Ni imitation, ni citation, ni plagiat, l’emprunt joue un rôle essentiel dans la création artistique, rarement étudié en tant que tel. Un ouvrage se penche avec érudition sur le cas du compositeur Olivier Messiaen, grand emprunteur devant l’Éternel.
Olivier Messiaen (1908-1992) est généralement considéré comme une des plus grandes figures de la composition musicale du XXe siècle. Par l’empreinte profonde qu’il a laissée dans le monde de la création musicale « savante » au fil de sa longue carrière via sa prolixité créatrice, ses écrits abondants et son enseignement au Conservatoire de Paris entre 1941 et 1978, l’auteur du Quatuor pour la fin du temps constitue depuis longtemps un des objets d’étude privilégiés de la musicologie.
Fruit d’une enquête de dix années, menée conjointement par les musicologues Yves Balmer, Thomas Lacôte et Christopher Brent Murray (BL&M), cet ouvrage de plus de 600 pages se propose de faire la lumière sur la manière Messiaen élaborait ses œuvres. Plus précisément, il s’agit de mettre en évidence une technique de composition – baptisée par les auteurs « technique de l’emprunt » – dont la centralité, chez Messiaen, était restée inaperçue des précédents analystes. Cette enquête s’inscrit ainsi, à sa façon, dans la constellation des travaux relevant de la « génétique musicale », lesquels se donnent pour but d’analyser les processus de création musicale [1].
La technique de l’emprunt est définie à partir des deux grands écrits auto-analytiques de Messiaen, Technique de mon langage musical et le Traité de rythme, de couleur et d’ornithologie, illustrés par de copieuses listes d’exemples musicaux : les auteurs montrent qu’ils sont presque systématiquement les produits de transformations de fragments précis tirés d’innombrables œuvres d’autres compositeurs, que Messiaen ne cite jamais explicitement. Les correspondances entre les exemples musicaux de Messiaen et les fragments-sources restitués par les auteurs apparaissent trop évidentes pour qu’elles puissent être considérées comme de simples ressemblances fortuites : on ne peut qu’avoir affaire à un travail conscient et méthodique de dérivation de modèles concrets.
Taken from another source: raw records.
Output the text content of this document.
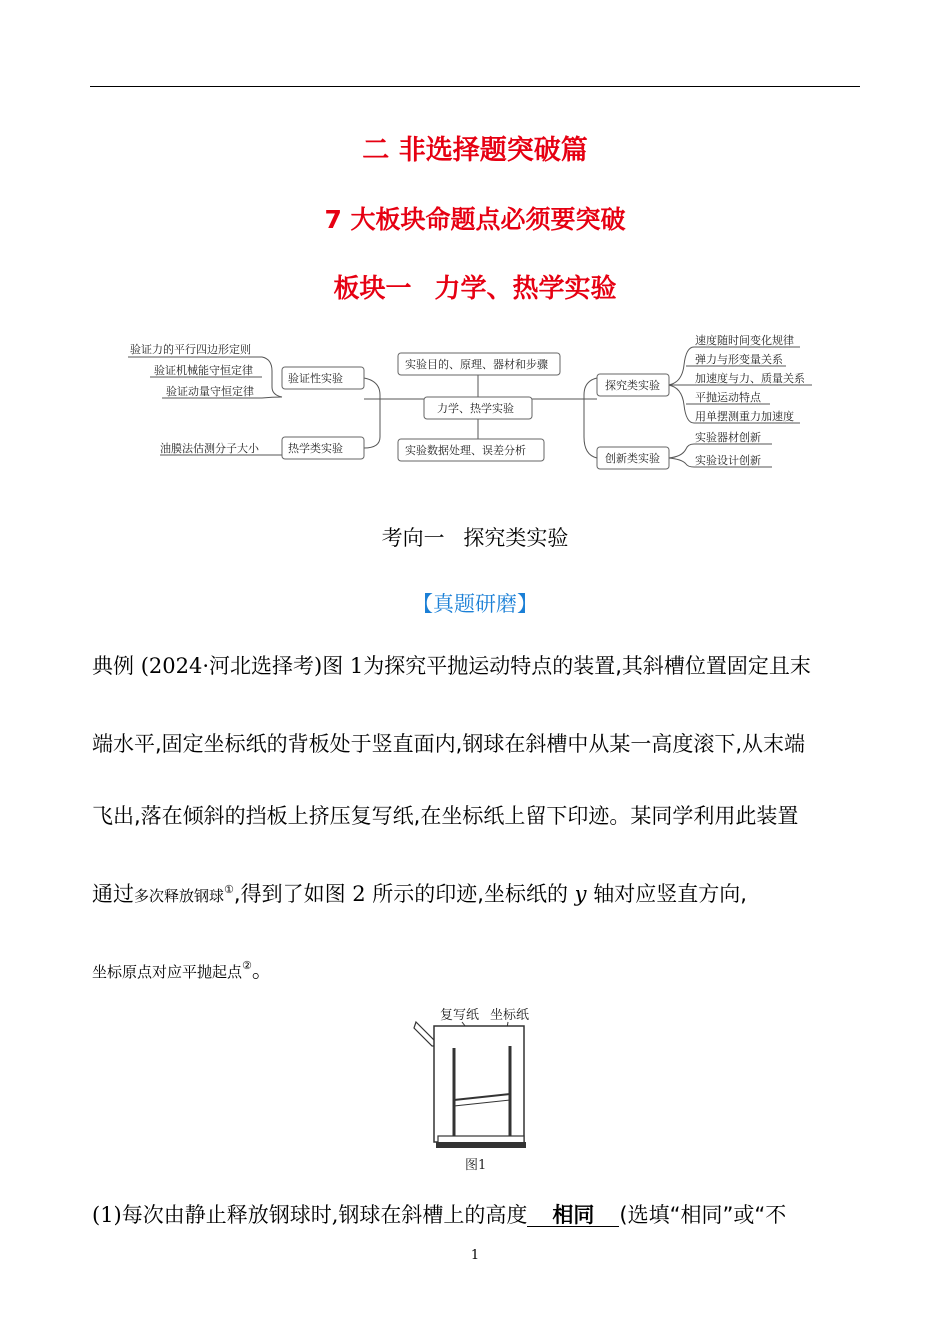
二 非选择题突破篇
7 大板块命题点必须要突破
板块一 力学、热学实验
验证力的平行四边形定则
验证机械能守恒定律
验证动量守恒定律
油膜法估测分子大小
验证性实验
热学类实验
实验目的、原理、器材和步骤
力学、热学实验
实验数据处理、误差分析
探究类实验
创新类实验
速度随时间变化规律
弹力与形变量关系
加速度与力、质量关系
平抛运动特点
用单摆测重力加速度
实验器材创新
实验设计创新
考向一 探究类实验
【真题研磨】

典例 (2024·河北选择考)图 1为探究平抛运动特点的装置,其斜槽位置固定且末

端水平,固定坐标纸的背板处于竖直面内,钢球在斜槽中从某一高度滚下,从末端

飞出,落在倾斜的挡板上挤压复写纸,在坐标纸上留下印迹。某同学利用此装置

通过多次释放钢球①,得到了如图 2 所示的印迹,坐标纸的 y 轴对应竖直方向,

坐标原点对应平抛起点②。

复写纸 坐标纸
图1

(1)每次由静止释放钢球时,钢球在斜槽上的高度 相同 (选填“相同”或“不

1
Ni vague imitation stylistique, ni pure citation textuelle, la technique de l’emprunt consiste ainsi à prélever au sein d’œuvres préexistantes des matériaux mélodiques, harmoniques ou rythmiques bien délimités – les trois principaux paramètres qui structurent la pensée musicale de Messiaen – puis à les faire passer par un « prisme déformant » (l’expression est du compositeur), par exemple les modifications de hauteurs par l’usage des modes à transposition limitée [2], les transpositions ou les renversements des accords, les ajouts de notes, les adjonctions de « valeurs ajoutées » [3], etc. Le compositeur se constitue ainsi un grand stock de matériaux « prêts-à-composer » (p. 456) dont les listes d’exemples musicaux ne sont que la partie la plus visible, matériaux qu’il pourra ensuite agencer, articuler, « monter » à sa guise.
La deuxième partie montre « l’ampleur réelle » de la technique de l’emprunt et « cartographie » (p. 113) les nombreuses sources auxquelles Messiaen puise sans (presque) jamais les révéler clairement. De ses prédécesseurs récents (Debussy, Ravel, Massenet) ou anciens (Rameau, Mozart) à ses contemporains (Honegger, Stravinski, Prokofiev, Tournemire, Falla, Schoenberg, Berg, Webern) en passant par des répertoires « traditionnels » (le plain-chant, les decî-tâlas hindous, les mélodies populaires andines, russes, balinaises, coréennes, papous et françaises), Messiaen semble faire feu de tout bois, prélevant et transformant des matériaux aux origines variées pour en faire la matière première de ses propres œuvres. Toutes ces sources ne sont pas égales en importance et font l’objet de traitements différenciés, comme le précisent les auteurs. L’œuvre de Debussy, par exemple, constitue pour Messiaen un fonds inépuisable de formules rythmiques et harmoniques. D’autres, comme ceux de Prokofiev ou de Berg, ne semblent faire l’objet que d’un intérêt très ponctuel. Cette partie s’achève sur un tableau recensant les « auto-citations » harmoniques de Messiaen, c’est-à-dire les formules harmoniques issues d’emprunts et réapparaissant dans plusieurs de ses œuvres sous des formes très proches.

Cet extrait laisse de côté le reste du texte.